FXStreet (Bali) - Richard Koo, chief economist at Nomura Research Institute. shares his personal view as to why BoE and Fed should be prudent about the timing of the first rate hike.
"I suspect one reason why both the BOE and the Fed are hesitant to adjust monetary policy in spite of sharp recent improvements in the unemployment rate lies in the past experiences of the BOJ and the ECB."
"The BOJ’s decision during the IT bubble in 2000 to raise the policy rate from zero to 0.25% was heavily criticized by monetary policy “true believers” in both Japan and the West as having prolonged the recession. The ECB, too, raised rates in 2010 but has since been forced by weakness in the real economy to take interest rates down to, and now below, zero."

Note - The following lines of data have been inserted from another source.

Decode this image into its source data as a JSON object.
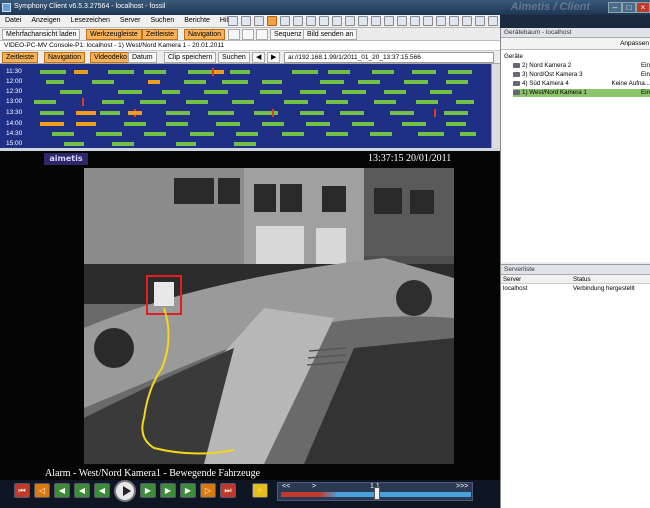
{
  "window": {
    "title": "Symphony Client v6.5.3.27564 - localhost - fossil",
    "brand": "Aimetis / Client"
  },
  "menu": [
    "Datei",
    "Anzeigen",
    "Lesezeichen",
    "Server",
    "Suchen",
    "Berichte",
    "Hilfe"
  ],
  "toolbar1": {
    "multiview": "Mehrfachansicht laden",
    "toolbar_label": "Werkzeugleiste",
    "timeline_label": "Zeitleiste",
    "navigation_label": "Navigation",
    "sequence": "Sequenz",
    "send_image": "Bild senden an"
  },
  "video_title": "VIDEO-PC-MV Console-P1: localhost - 1) West/Nord Kamera 1 - 20.01.2011",
  "toolbar2": {
    "timeline": "Zeitleiste",
    "navigation": "Navigation",
    "videodeko": "Videodeko",
    "date": "Datum",
    "clip_save": "Clip speichern",
    "search": "Suchen",
    "url": "ai://192.168.1.99/1/2011_01_20_13:37:15.566"
  },
  "timeline": {
    "rows": [
      {
        "time": "11:30"
      },
      {
        "time": "12:00"
      },
      {
        "time": "12:30"
      },
      {
        "time": "13:00"
      },
      {
        "time": "13:30"
      },
      {
        "time": "14:00"
      },
      {
        "time": "14:30"
      },
      {
        "time": "15:00"
      }
    ]
  },
  "viewer": {
    "logo": "aimetis",
    "timestamp": "13:37:15 20/01/2011",
    "caption": "Alarm - West/Nord Kamera1 - Bewegende Fahrzeuge"
  },
  "playback": {
    "speed_marks": [
      "<<",
      ">",
      "1.1",
      ">>>"
    ]
  },
  "device_tree": {
    "title": "Gerätebaum - localhost",
    "adjust": "Anpassen",
    "root": "Geräte",
    "columns_status": "",
    "items": [
      {
        "label": "2) Nord Kamera 2",
        "status": "Ein",
        "selected": false
      },
      {
        "label": "3) Nord/Ost Kamera 3",
        "status": "Ein",
        "selected": false
      },
      {
        "label": "4) Süd Kamera 4",
        "status": "Keine Aufna...",
        "selected": false
      },
      {
        "label": "1) West/Nord Kamera 1",
        "status": "Ein",
        "selected": true
      }
    ]
  },
  "server_list": {
    "title": "Serverliste",
    "headers": [
      "Server",
      "Status"
    ],
    "rows": [
      {
        "server": "localhost",
        "status": "Verbindung hergestellt"
      }
    ]
  }
}
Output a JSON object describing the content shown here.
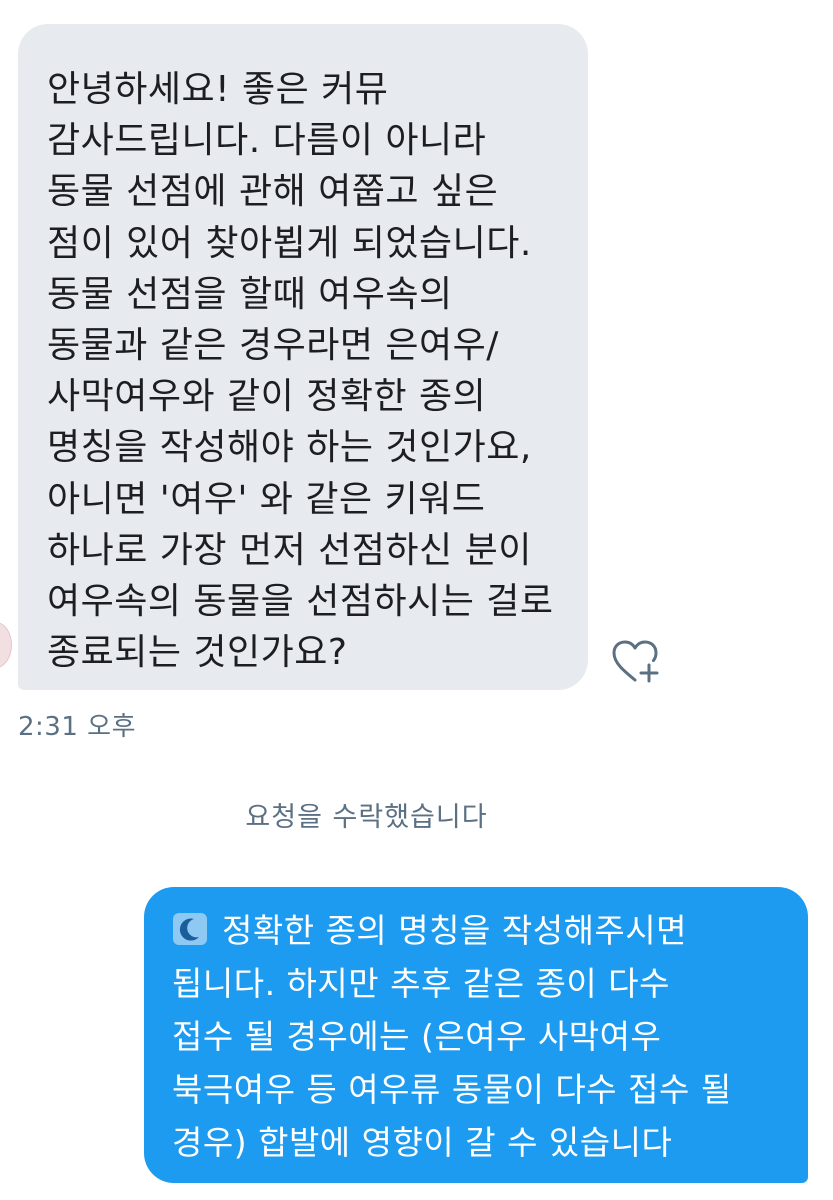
{
  "conversation": {
    "received_message": {
      "lines": [
        "안녕하세요! 좋은 커뮤",
        "감사드립니다. 다름이 아니라",
        "동물 선점에 관해 여쭙고 싶은",
        "점이 있어 찾아뵙게 되었습니다.",
        "동물 선점을 할때 여우속의",
        "동물과 같은 경우라면 은여우/",
        "사막여우와 같이 정확한 종의",
        "명칭을 작성해야 하는 것인가요,",
        "아니면 '여우' 와 같은 키워드",
        "하나로 가장 먼저 선점하신 분이",
        "여우속의 동물을 선점하시는 걸로",
        "종료되는 것인가요?"
      ],
      "timestamp": "2:31 오후"
    },
    "like_icon": "heart-plus-icon",
    "system_message": "요청을 수락했습니다",
    "sent_message": {
      "emoji_icon": "crescent-moon-icon",
      "lines": [
        "정확한 종의 명칭을 작성해주시면",
        "됩니다. 하지만 추후 같은 종이 다수",
        "접수 될 경우에는 (은여우 사막여우",
        "북극여우 등 여우류 동물이 다수 접수 될",
        "경우) 합발에 영향이 갈 수 있습니다"
      ]
    }
  },
  "colors": {
    "received_bubble": "#e7ebef",
    "sent_bubble": "#1d9bf0",
    "secondary_text": "#5b7083"
  }
}
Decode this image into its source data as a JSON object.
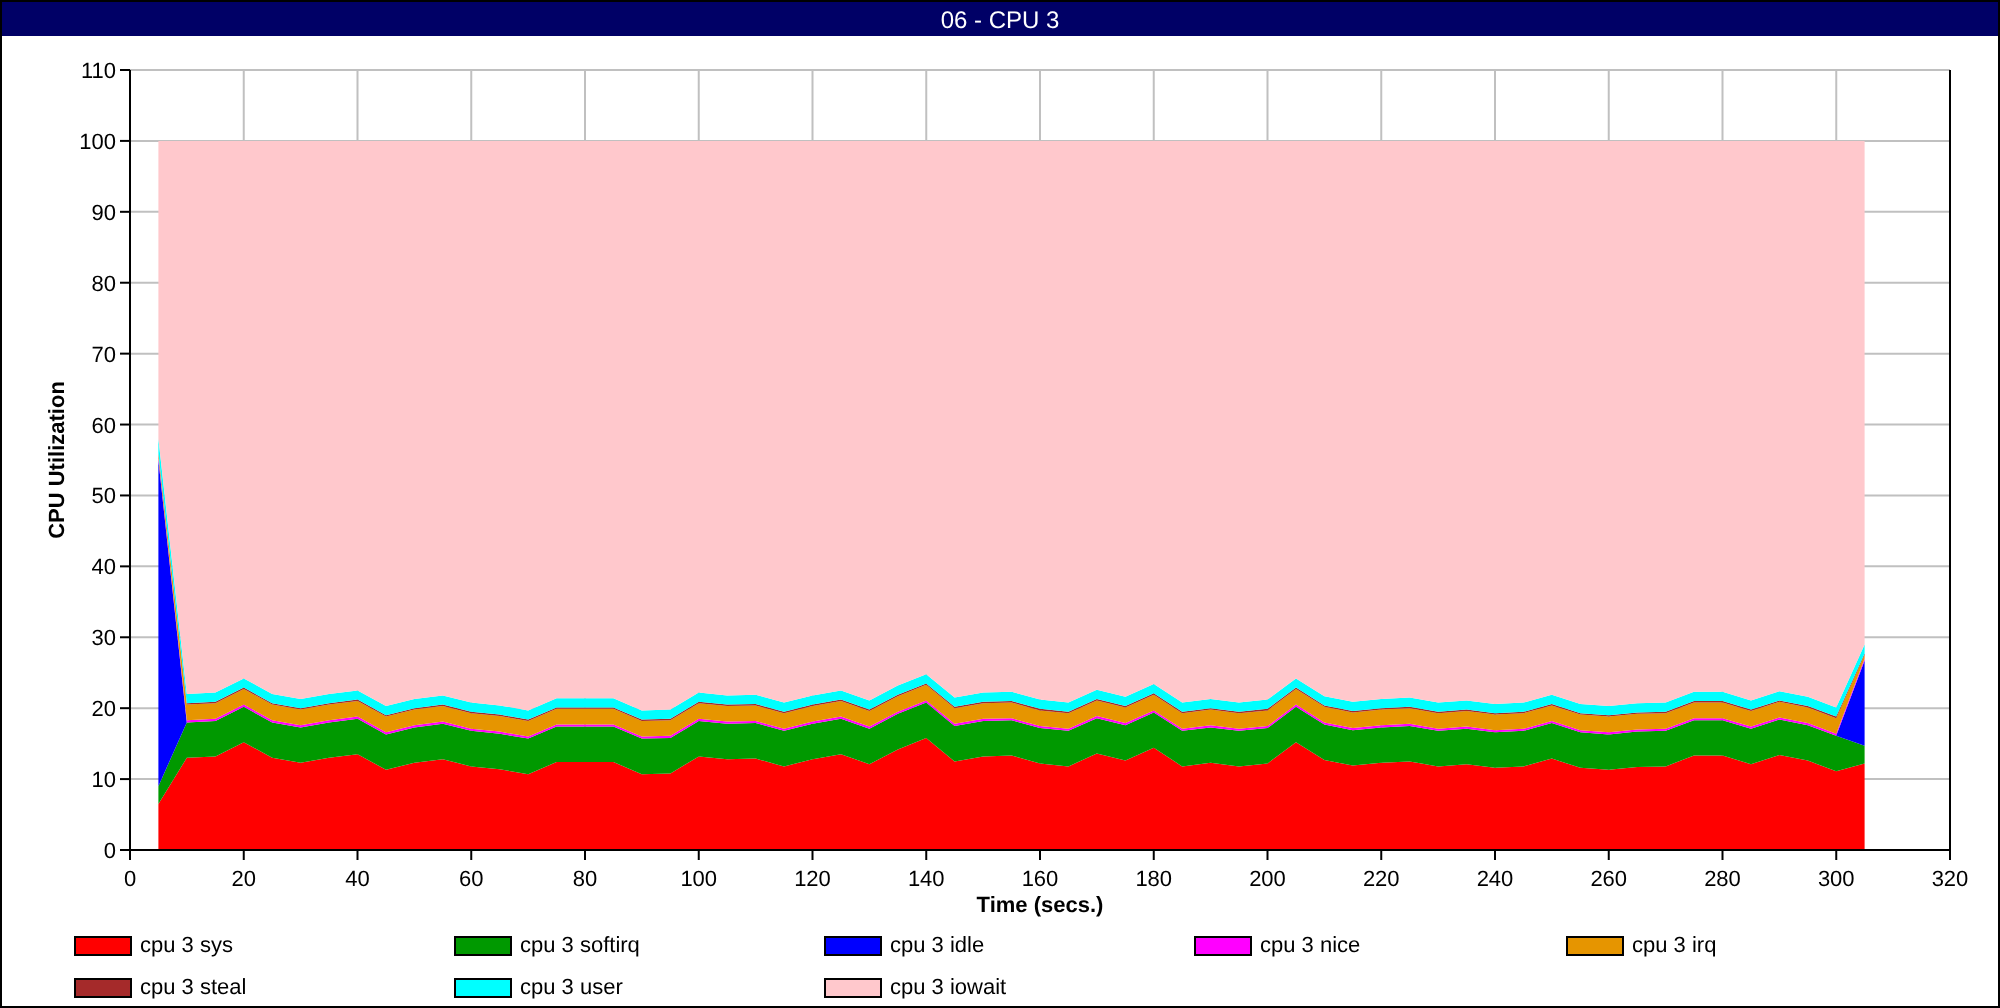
{
  "window": {
    "title": "06 - CPU 3"
  },
  "chart": {
    "chart_data": {
      "type": "area",
      "stacked": true,
      "grid": true,
      "xlabel": "Time (secs.)",
      "ylabel": "CPU Utilization",
      "xlim": [
        0,
        320
      ],
      "ylim": [
        0,
        110
      ],
      "xticks": [
        0,
        20,
        40,
        60,
        80,
        100,
        120,
        140,
        160,
        180,
        200,
        220,
        240,
        260,
        280,
        300,
        320
      ],
      "yticks": [
        0,
        10,
        20,
        30,
        40,
        50,
        60,
        70,
        80,
        90,
        100,
        110
      ],
      "x": [
        5,
        10,
        15,
        20,
        25,
        30,
        35,
        40,
        45,
        50,
        55,
        60,
        65,
        70,
        75,
        80,
        85,
        90,
        95,
        100,
        105,
        110,
        115,
        120,
        125,
        130,
        135,
        140,
        145,
        150,
        155,
        160,
        165,
        170,
        175,
        180,
        185,
        190,
        195,
        200,
        205,
        210,
        215,
        220,
        225,
        230,
        235,
        240,
        245,
        250,
        255,
        260,
        265,
        270,
        275,
        280,
        285,
        290,
        295,
        300,
        305
      ],
      "series": [
        {
          "name": "cpu 3 sys",
          "color": "#ff0000",
          "values": [
            6.5,
            13,
            13.2,
            15.2,
            13,
            12.3,
            13,
            13.5,
            11.3,
            12.3,
            12.8,
            11.8,
            11.4,
            10.7,
            12.4,
            12.4,
            12.4,
            10.7,
            10.8,
            13.2,
            12.8,
            12.9,
            11.8,
            12.8,
            13.5,
            12.1,
            14.2,
            15.8,
            12.5,
            13.2,
            13.3,
            12.2,
            11.8,
            13.6,
            12.6,
            14.4,
            11.8,
            12.3,
            11.8,
            12.2,
            15.2,
            12.7,
            11.9,
            12.3,
            12.5,
            11.8,
            12.1,
            11.6,
            11.8,
            12.9,
            11.6,
            11.3,
            11.7,
            11.8,
            13.3,
            13.3,
            12.1,
            13.4,
            12.6,
            11.1,
            12.2
          ]
        },
        {
          "name": "cpu 3 softirq",
          "color": "#009900",
          "values": [
            2.5,
            5,
            5,
            5,
            5,
            5,
            5,
            5,
            5,
            5,
            5,
            5,
            5,
            5,
            5,
            5,
            5,
            5,
            5,
            5,
            5,
            5,
            5,
            5,
            5,
            5,
            5,
            5,
            5,
            5,
            5,
            5,
            5,
            5,
            5,
            5,
            5,
            5,
            5,
            5,
            5,
            5,
            5,
            5,
            5,
            5,
            5,
            5,
            5,
            5,
            5,
            5,
            5,
            5,
            5,
            5,
            5,
            5,
            5,
            5,
            2.5
          ]
        },
        {
          "name": "cpu 3 idle",
          "color": "#0000ff",
          "values": [
            46,
            0,
            0,
            0,
            0,
            0,
            0,
            0,
            0,
            0,
            0,
            0,
            0,
            0,
            0,
            0,
            0,
            0,
            0,
            0,
            0,
            0,
            0,
            0,
            0,
            0,
            0,
            0,
            0,
            0,
            0,
            0,
            0,
            0,
            0,
            0,
            0,
            0,
            0,
            0,
            0,
            0,
            0,
            0,
            0,
            0,
            0,
            0,
            0,
            0,
            0,
            0,
            0,
            0,
            0,
            0,
            0,
            0,
            0,
            0,
            12
          ]
        },
        {
          "name": "cpu 3 nice",
          "color": "#ff00ff",
          "values": [
            0.3,
            0.3,
            0.3,
            0.3,
            0.3,
            0.3,
            0.3,
            0.3,
            0.3,
            0.3,
            0.3,
            0.3,
            0.3,
            0.3,
            0.3,
            0.3,
            0.3,
            0.3,
            0.3,
            0.3,
            0.3,
            0.3,
            0.3,
            0.3,
            0.3,
            0.3,
            0.3,
            0.3,
            0.3,
            0.3,
            0.3,
            0.3,
            0.3,
            0.3,
            0.3,
            0.3,
            0.3,
            0.3,
            0.3,
            0.3,
            0.3,
            0.3,
            0.3,
            0.3,
            0.3,
            0.3,
            0.3,
            0.3,
            0.3,
            0.3,
            0.3,
            0.3,
            0.3,
            0.3,
            0.3,
            0.3,
            0.3,
            0.3,
            0.3,
            0.3,
            0.3
          ]
        },
        {
          "name": "cpu 3 irq",
          "color": "#e69500",
          "values": [
            0.5,
            2.2,
            2.2,
            2.2,
            2.2,
            2.2,
            2.2,
            2.2,
            2.2,
            2.2,
            2.2,
            2.2,
            2.2,
            2.2,
            2.2,
            2.2,
            2.2,
            2.2,
            2.2,
            2.2,
            2.2,
            2.2,
            2.2,
            2.2,
            2.2,
            2.2,
            2.2,
            2.2,
            2.2,
            2.2,
            2.2,
            2.2,
            2.2,
            2.2,
            2.2,
            2.2,
            2.2,
            2.2,
            2.2,
            2.2,
            2.2,
            2.2,
            2.2,
            2.2,
            2.2,
            2.2,
            2.2,
            2.2,
            2.2,
            2.2,
            2.2,
            2.2,
            2.2,
            2.2,
            2.2,
            2.2,
            2.2,
            2.2,
            2.2,
            2.2,
            0.5
          ]
        },
        {
          "name": "cpu 3 steal",
          "color": "#a52a2a",
          "values": [
            0.2,
            0.2,
            0.2,
            0.2,
            0.2,
            0.2,
            0.2,
            0.2,
            0.2,
            0.2,
            0.2,
            0.2,
            0.2,
            0.2,
            0.2,
            0.2,
            0.2,
            0.2,
            0.2,
            0.2,
            0.2,
            0.2,
            0.2,
            0.2,
            0.2,
            0.2,
            0.2,
            0.2,
            0.2,
            0.2,
            0.2,
            0.2,
            0.2,
            0.2,
            0.2,
            0.2,
            0.2,
            0.2,
            0.2,
            0.2,
            0.2,
            0.2,
            0.2,
            0.2,
            0.2,
            0.2,
            0.2,
            0.2,
            0.2,
            0.2,
            0.2,
            0.2,
            0.2,
            0.2,
            0.2,
            0.2,
            0.2,
            0.2,
            0.2,
            0.2,
            0.2
          ]
        },
        {
          "name": "cpu 3 user",
          "color": "#00ffff",
          "values": [
            2,
            1.3,
            1.3,
            1.3,
            1.3,
            1.3,
            1.3,
            1.3,
            1.3,
            1.3,
            1.3,
            1.3,
            1.3,
            1.3,
            1.3,
            1.3,
            1.3,
            1.3,
            1.3,
            1.3,
            1.3,
            1.3,
            1.3,
            1.3,
            1.3,
            1.3,
            1.3,
            1.3,
            1.3,
            1.3,
            1.3,
            1.3,
            1.3,
            1.3,
            1.3,
            1.3,
            1.3,
            1.3,
            1.3,
            1.3,
            1.3,
            1.3,
            1.3,
            1.3,
            1.3,
            1.3,
            1.3,
            1.3,
            1.3,
            1.3,
            1.3,
            1.3,
            1.3,
            1.3,
            1.3,
            1.3,
            1.3,
            1.3,
            1.3,
            1.3,
            1.3
          ]
        },
        {
          "name": "cpu 3 iowait",
          "color": "#ffc8cc",
          "values": [
            42,
            78,
            77.8,
            75.8,
            78,
            78.7,
            78,
            77.5,
            79.7,
            78.7,
            78.2,
            79.2,
            79.6,
            80.3,
            78.6,
            78.6,
            78.6,
            80.3,
            80.2,
            77.8,
            78.2,
            78.1,
            79.2,
            78.2,
            77.5,
            78.9,
            76.8,
            75.2,
            78.5,
            77.8,
            77.7,
            78.8,
            79.2,
            77.4,
            78.4,
            76.6,
            79.2,
            78.7,
            79.2,
            78.8,
            75.8,
            78.3,
            79.1,
            78.7,
            78.5,
            79.2,
            78.9,
            79.4,
            79.2,
            78.1,
            79.4,
            79.7,
            79.3,
            79.2,
            77.7,
            77.7,
            78.9,
            77.6,
            78.4,
            79.9,
            71
          ]
        }
      ]
    }
  }
}
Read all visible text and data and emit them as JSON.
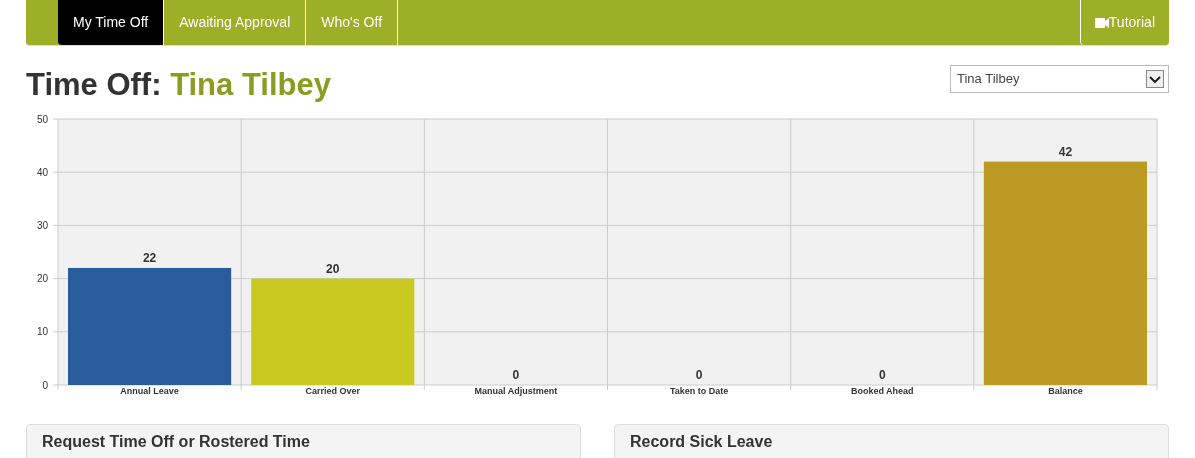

"These examples suggest the BOE and the Fed may be of the view that being too late is better than being too early when it comes to tightening monetary policy."
"The aforementioned decisions by the BOJ and ECB, however, were made at a time when neither bank was engaged in quantitative easing. Today’s environment is very different, with the Fed, the BOE, and the BOJ all having undertaken extensive QE programs."
"I think the markets—and particularly the long-term bond markets—could crash if the monetary authorities are perceived as falling behind the curve on inflation at a time when there are already massive excess reserves in the banking system."
"If central banks in the UK, the US, and Japan focus excessively on the earlier tightening decisions of the BOJ and ECB—which in retrospect were probably too early—and end up waiting too long to tighten, they could cause tremendous damage in the long-term bond markets."